CHICAGO — Starting Monday, a Cook County jury will be selected and tasked with determining whether former “Empire” actress Jussie Smollett committed a hate crime in Streeterville nearly three years ago.
The case captured the city when it was first brought to public view. Smollett, the black and gay actor on the Fox series “Empire,” told Chicago police that he was attacked by two masked men in the middle of a frigid night after he left a Subway restaurant.
Smollett said his attackers used homophobic and racist slurs while putting a noose around his neck, with one of the attackers telling him, “This is MAGA country,” referring to former President Donald Trump’s campaign slogan.
Smollett himself became a suspect soon after, and was charged with making a false report.

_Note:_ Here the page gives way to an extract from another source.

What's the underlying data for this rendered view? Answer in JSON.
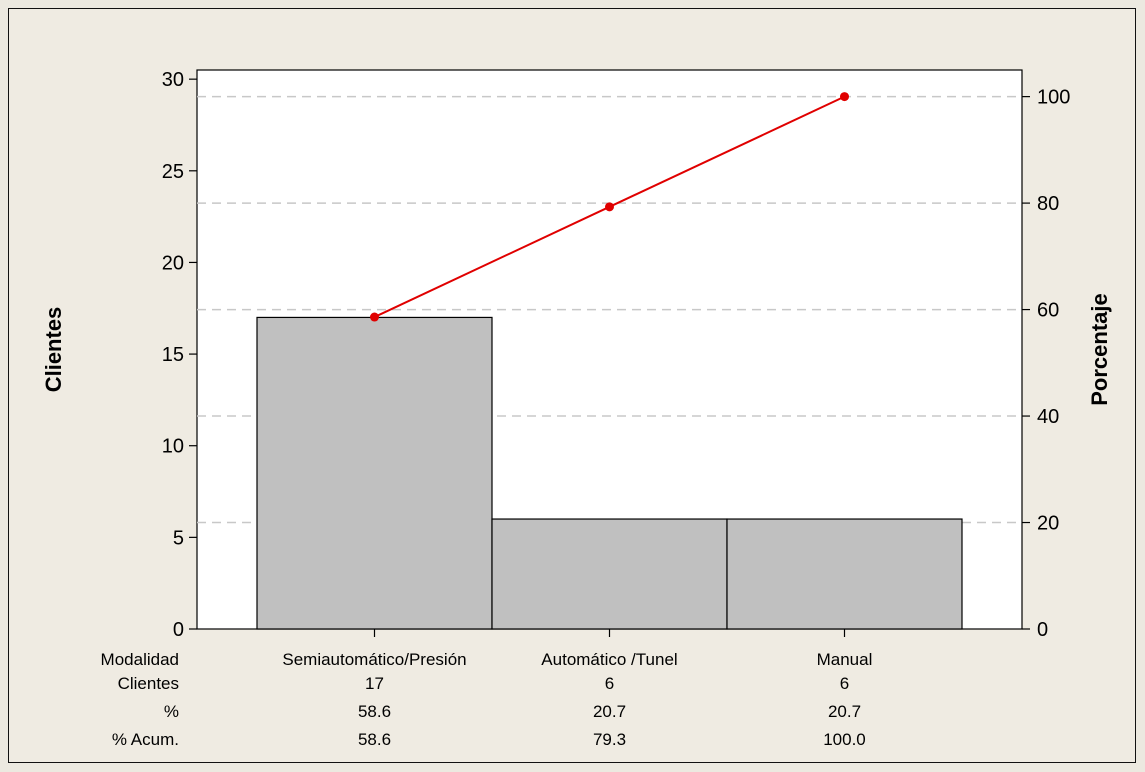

Cook County’s state attorney, Kim Fox, said she had “disqualified” herself from the case “to address issues of impartiality.” Soon after he was charged, the producers of “Empire” said Smollett’s character would be writing from the show.
However, the charges against Smollett were quickly dropped with little explanation in March 2019. The city subsequently filed a federal lawsuit against Smollett, in an effort to recover money spent investigating the initial Smollett attack allegation.
Ultimately, Cook County Judge Michael Tomin appointed Dan Webb — the former US attorney for the Northern District of Illinois — as a special prosecutor tasked with determining whether there was an error by the state attorney general’s office in dropping the charges, and determining whether he should face Smollett criminally. shipment.
A grand jury returned a six-count indictment against Smollett in February 2020.